Think it might help some of you who are using DO.

One problem I had with Digital Ocean is that every once in a while droplets would crash for (apparently) no reason. I thought it was the VM not having enough resources, and allocating more actually did stop the crashes, but they would still occur, albeit less frequently.

Once I figured it out what the reason was, I felt pretty stupid.


Ubuntu (and perhaps other distributions?) are setup with no swap file by default.

Of course, when the system ran out of memory MySQL and other services would crash, and eventually the whole thing would stop working.

The fix is pretty simple, though: just add a swap file (duh).

How much swap to use with x amount of RAM?

A few years ago I used to set servers with swap = RAM * 2, but it’s been a while since I found out that that’s total crap. http://www.cyberciti.biz/tips/linux-swap-space.html (and from experience it makes sense) say:

Swap space = Equal RAM size (if RAM < 2GB)

Swap space = 2GB size (if RAM > 2GB)

My friend who is a true Oracle GURU recommends something as follows for heavy duty Oracle server with fast storage such as RAID 10:

Swap space == Equal RAM size (if RAM < 8GB)

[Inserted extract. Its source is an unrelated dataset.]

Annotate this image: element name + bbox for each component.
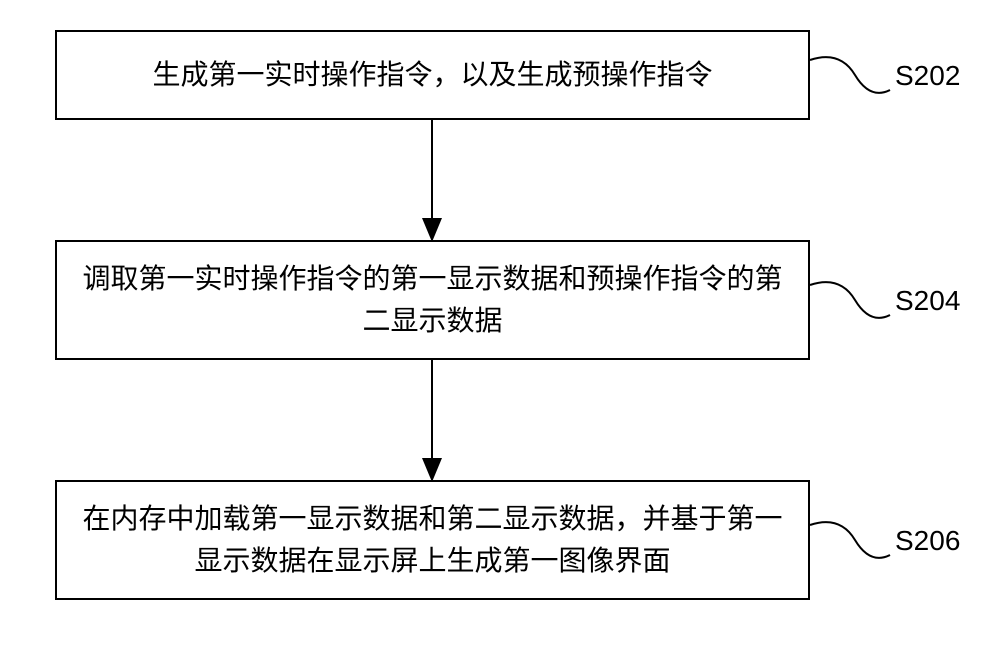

For Digital Ocean, I have machines with just 512MB of RAM, so the swap file will be 512MB as well.

How to add swap

Login as root or (sudo -s).

First thing, make sure that you have enough disk space:

# df -h

If yes, you can use the dd command to create a storage file. dd uses /dev/zero to produce null values and create a file at the path specified. Block size is 1024, so for 512MB do:

# dd if=/dev/zero of=/swapfile bs=1024 count=512k

Then, set up a Linux swap area:

# mkswap /swapfile

Make sure file permissions are correct (only root should be able to read/write to the file):

# chown -v root:root /swapfile

# chmod -v 0600 /swapfile

Activate swap:

# swapon /swapfile

You can check that the above worked with:

# swapon -s

Now, make sure that swap is activated even after we reboot the machine:

# nano /etc/fstab

Add at the end of the file (ctrl+x, “y” and then Enter to save):

/swapfile swap swap defaults 0 0

Swappiness in the file should be set to 10, to avoid poor performance and prevent out-of-memory crashes:

# echo 10 | sudo tee /proc/sys/vm/swappiness

# echo vm.swappiness = 10 | sudo tee -a /etc/sysctl.conf

To check if swap is enabled, you can just use:

# free -m

Reboot (if you can)—you don’t have to, but just to make sure, and run the above again.